I was just stunned and shocked speechless, I was dizzy and so overwhelmed and blown away I thought I was going to faint. It was just surreal. It was him, but he didn’t stay long and then he left right away, as soon as it was over, and loudly peeled out in a “muscle” car, the kind I also like. Oh, my God! Did he possibly come down from Heaven, as an angel in human form,perhaps, to give me some hope and reassurance and then quickly vanished into the night? Was there no communication between us because the time is not right; not until I’ve died and go to Heaven? It was just so amazing and unreal I couldn’t believe it…..but there he was. I wonder if I’ll ever see him again before I go to Heaven or if this was it? Maybe it’s a sign it’ll be soon and he came to check in one me?
As for my hubby, I don’t feel any connection to him, any loyalty, any allegience, any respect,, any commitment, any ties, any feelings, any closeness, any bond, etc, or like I “owe” him anything because of the dismissive, belittling, demeaning, condescending way he treats me.

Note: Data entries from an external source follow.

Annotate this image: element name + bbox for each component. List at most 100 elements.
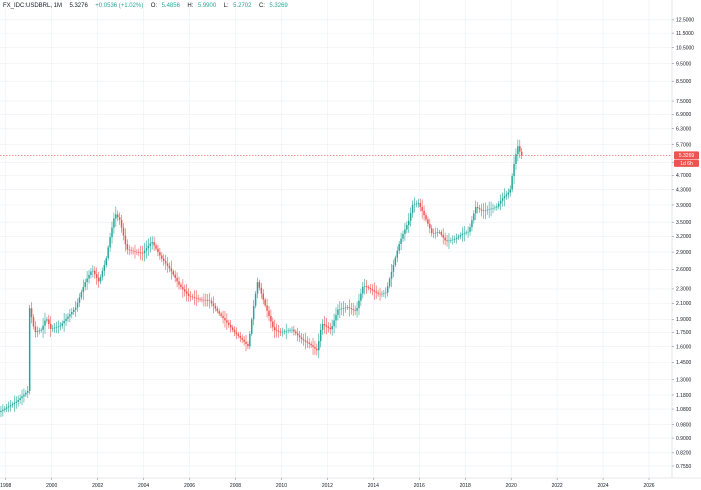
candle-body <box>201 299 203 301</box>
candle-body <box>408 220 410 226</box>
candle <box>482 203 485 219</box>
candle <box>210 297 213 307</box>
candle-body <box>419 202 421 207</box>
candle-body <box>46 319 48 321</box>
candle-body <box>49 324 52 329</box>
y-tick-label: 9.5000 <box>676 61 692 67</box>
candle-body <box>30 308 33 318</box>
candle <box>430 224 433 237</box>
candle <box>23 388 25 403</box>
candle <box>377 289 379 297</box>
candle <box>300 333 303 344</box>
candle <box>231 325 234 333</box>
candle <box>446 235 448 247</box>
candle-body <box>340 308 343 310</box>
price-axis[interactable]: 12.5000 11.5000 10.5000 9.5000 8.5000 7.5000 6… <box>672 18 694 470</box>
high-label: H: <box>187 3 193 9</box>
candle <box>138 248 140 257</box>
candle-body <box>310 343 312 346</box>
low-value: 5.2702 <box>233 3 252 9</box>
candle-body <box>11 404 14 406</box>
y-tick-label: 1.4500 <box>676 360 692 366</box>
candles[interactable] <box>0 139 523 418</box>
candle-body <box>254 293 257 306</box>
candle-body <box>279 331 282 333</box>
candle-body <box>316 348 318 351</box>
candle <box>103 260 106 276</box>
candle <box>208 292 211 309</box>
candle <box>132 247 134 255</box>
candle-body <box>40 329 42 331</box>
candle <box>42 317 44 338</box>
candle-body <box>9 405 12 407</box>
candle-body <box>126 244 129 250</box>
candle-body <box>72 309 75 313</box>
candle <box>402 230 404 243</box>
candle-body <box>430 228 433 234</box>
y-tick-label: 0.9000 <box>676 436 692 442</box>
candle-body <box>229 324 232 328</box>
candle <box>134 244 136 259</box>
candle-body <box>494 207 496 209</box>
close-label: C: <box>259 3 265 9</box>
candle-body <box>461 233 464 236</box>
candle <box>385 287 387 299</box>
candle-body <box>425 215 427 220</box>
candle-body <box>520 151 523 156</box>
candle-body <box>224 318 226 321</box>
symbol-label[interactable]: FX_IDC:USDBRL, 1M <box>3 3 62 9</box>
candle-body <box>423 210 425 216</box>
candle-body <box>444 237 446 241</box>
candle <box>272 317 274 332</box>
candle <box>486 205 488 215</box>
candle <box>327 322 330 333</box>
candle-body <box>28 308 31 392</box>
candle <box>145 240 148 259</box>
candle <box>149 236 152 253</box>
x-tick-label: 2012 <box>322 483 333 489</box>
candle-body <box>130 250 132 251</box>
candle-body <box>220 313 222 316</box>
time-axis[interactable]: 1998 2000 2002 2004 2006 2008 2010 2012 2014 2016… <box>0 478 655 489</box>
candle <box>13 395 16 412</box>
candle <box>413 197 416 213</box>
candle <box>390 264 393 288</box>
y-tick-label: 1.0800 <box>676 407 692 413</box>
candle <box>237 331 240 339</box>
candle <box>427 216 429 227</box>
candle-body <box>76 302 79 308</box>
candle <box>429 218 431 234</box>
candle-body <box>295 331 297 334</box>
candle <box>78 293 81 307</box>
candle-body <box>436 232 439 233</box>
candle <box>308 338 310 349</box>
candle-body <box>199 299 201 300</box>
candle-body <box>306 341 309 343</box>
y-tick-label: 2.9000 <box>676 250 692 256</box>
candle <box>310 341 312 348</box>
candle <box>239 331 242 342</box>
candle <box>499 194 502 211</box>
candle <box>74 300 77 317</box>
candle <box>365 279 368 294</box>
candle <box>155 243 157 251</box>
candle <box>27 386 29 398</box>
candle-body <box>128 249 130 251</box>
candle-body <box>319 329 322 342</box>
candle <box>335 307 337 329</box>
candle <box>371 284 374 296</box>
candle <box>262 289 264 305</box>
candle-body <box>385 292 387 294</box>
candle-body <box>118 217 121 220</box>
candle <box>153 236 155 251</box>
candle <box>216 306 219 314</box>
candle <box>337 304 339 321</box>
candle-body <box>365 286 368 288</box>
candle <box>285 323 287 340</box>
candle <box>465 230 467 236</box>
candle <box>316 343 318 356</box>
candle <box>519 139 521 159</box>
candle <box>184 284 186 297</box>
candle <box>71 308 73 319</box>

He treats me like shit and doesn’t value or respect me, or love me, or value my thoughts, needs, or opinions, he just constantly puts me down, insults and berates me, criticizes and emotionally abuses me so I don’t feel like I owe him anything. I want to be free.
Also, in church I was seeing blurry and double again and I’m losing my mind so much that I couldn’t even remember prayers that I’ve memorized my whole life, and my stomach and abdomenal pain is really bad again as well and now my arms and legs feel so weak and “drained” and I get weaker and more and more fatigued every day.I feel like I’m dying and I don’t think it will be too long now. There’s just no energy, no strength, no motivation, no spark, no life, left in me anymore.